Paris: A young and apparently "unstable" woman used an indelible marker to deface renowned painting "Liberty Leading the People" by Eugene Delacroix, which was being exhibited at a branch of the Louvre in the northern French city of Lens.
The scrawl was cleaned off in a couple of hours without leaving a trace, the museum said in a communique, adding that the painting will be back on show Saturday, though security measures will be stepped up.
The incident occurred just before the museum was to close Thursday evening, when the young woman jabbed a marker at the lower right-hand part of the painting that represents liberty as a woman leading a popular uprising.
The 28-year-old vandal was subdued by a museum employee with the help of a visitor and taken to a police station in Lens.

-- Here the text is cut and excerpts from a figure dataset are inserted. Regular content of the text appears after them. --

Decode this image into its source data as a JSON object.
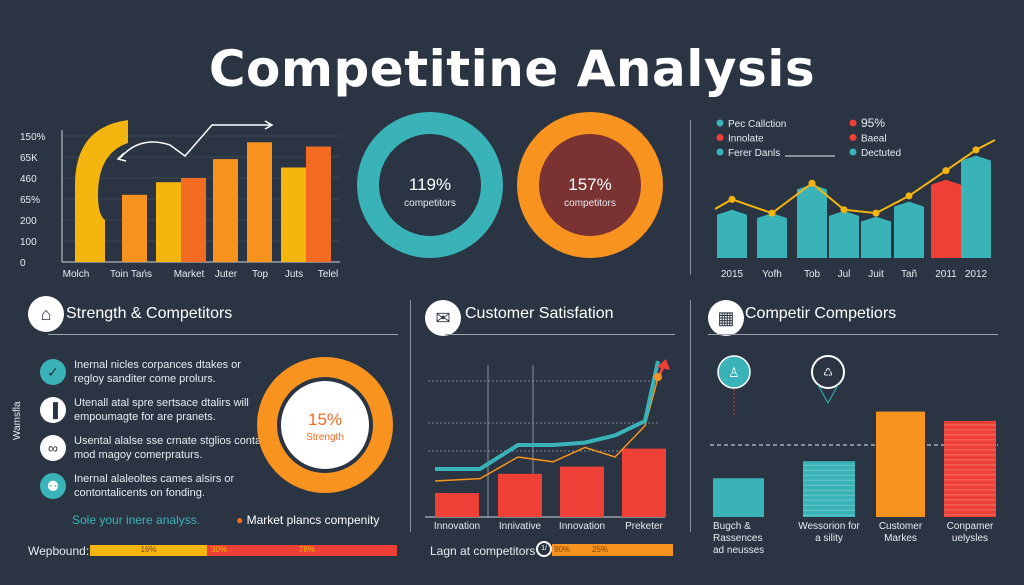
{
  "title": "Competitine Analysis",
  "colors": {
    "bg": "#2a3443",
    "yellow": "#f5b50f",
    "orange": "#f7931e",
    "dark_orange": "#f26b21",
    "teal": "#3ab3b8",
    "red": "#ee4036",
    "maroon": "#7a3232"
  },
  "chart_data": [
    {
      "type": "bar",
      "yticks": [
        "0",
        "100",
        "200",
        "65%",
        "460",
        "65K",
        "150%"
      ],
      "categories": [
        "Molch",
        "Toin Tańs",
        "Market",
        "Juter",
        "Top",
        "Juts",
        "Telel"
      ],
      "bars": [
        {
          "value": 3.2,
          "color": "orange"
        },
        {
          "value": 3.8,
          "color": "yellow"
        },
        {
          "value": 4.0,
          "color": "dark_orange"
        },
        {
          "value": 4.9,
          "color": "orange"
        },
        {
          "value": 5.7,
          "color": "orange"
        },
        {
          "value": 4.5,
          "color": "yellow"
        },
        {
          "value": 5.5,
          "color": "dark_orange"
        }
      ]
    },
    {
      "type": "donut",
      "value_label": "119%",
      "label": "competitors",
      "color": "teal"
    },
    {
      "type": "donut",
      "value_label": "157%",
      "label": "competitors",
      "color": "orange"
    },
    {
      "type": "bar",
      "categories": [
        "2015",
        "Yofh",
        "Tob",
        "Jul",
        "Juit",
        "Tañ",
        "2011",
        "2012"
      ],
      "values": [
        4.2,
        3.9,
        6.4,
        4.1,
        3.6,
        4.9,
        6.8,
        8.9
      ],
      "highlight_index": 6,
      "line": [
        5.1,
        3.9,
        6.5,
        4.2,
        3.9,
        5.4,
        7.6,
        9.4
      ],
      "legend": [
        {
          "label": "Pec Callction",
          "color": "teal"
        },
        {
          "label": "Innolate",
          "color": "red"
        },
        {
          "label": "Ferer Danls",
          "color": "teal"
        },
        {
          "label": "95%",
          "color": "red"
        },
        {
          "label": "Baeal",
          "color": "red"
        },
        {
          "label": "Dectuted",
          "color": "teal"
        }
      ]
    },
    {
      "type": "bar",
      "categories": [
        "Innovation",
        "Innivative",
        "Innovation",
        "Preketer"
      ],
      "values": [
        2,
        3.6,
        4.2,
        5.7
      ],
      "line_teal": [
        4,
        4,
        6,
        6,
        6.2,
        6.8,
        8,
        13
      ],
      "line_orange": [
        3,
        3.2,
        5,
        4.6,
        5.8,
        5,
        7.6,
        11.6
      ]
    },
    {
      "type": "bar",
      "categories": [
        "Bugch & Rassences ad neusses",
        "Wessorion for a sility",
        "Customer Markes",
        "Conpamer uelysles"
      ],
      "values": [
        2.5,
        3.6,
        6.8,
        6.2
      ],
      "colors": [
        "teal",
        "teal",
        "orange",
        "red"
      ],
      "reference_line": 4.0
    }
  ],
  "strength": {
    "title": "Strength & Competitors",
    "side_label": "Wamsfla",
    "items": [
      {
        "icon": "check-icon",
        "text": "Inernal nicles corpances dtakes or regloy sanditer come prolurs."
      },
      {
        "icon": "chart-icon",
        "text": "Utenall atal spre sertsace dtalirs will empoumagte for are pranets."
      },
      {
        "icon": "link-icon",
        "text": "Usental alalse sse crnate stglios conta mod magoy comerpraturs."
      },
      {
        "icon": "person-icon",
        "text": "Inernal alaleoltes cames alsirs or contontalicents on fonding."
      }
    ],
    "donut_value": "15%",
    "donut_label": "Strength",
    "footer_left": "Sole your inere analyss.",
    "footer_right": "Market plancs compenity",
    "bar_label": "Wepbound:",
    "bar_segments": [
      {
        "label": "16%",
        "color": "yellow"
      },
      {
        "label": "30%",
        "color": "red"
      },
      {
        "label": "78%",
        "color": "red"
      }
    ]
  },
  "satisfaction": {
    "title": "Customer Satisfation",
    "bar_label": "Lagn at competitors",
    "badge": "1/",
    "segments": [
      "90%",
      "25%"
    ]
  },
  "competitors": {
    "title": "Competir Competiors"
  }
}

The motive for the vandalism is as yet unknown, though some media said the woman wrote "AE911" on the painting, which could have some relation to an American group that asks for the investigation of the 9/11 attacks in New York to be reopened.
The Louvre in Paris sent a restorer to Lens and it took him only two hours to repair the damage.
The famous work, painted by Delacroix in 1830 and inspired by the popular uprisings in Paris in July of that year against Charles X, has been in the Louvre at Lens since Nov 21, shortly after French President Francois Hollande inaugurated that branch of the renowned Parisian museum.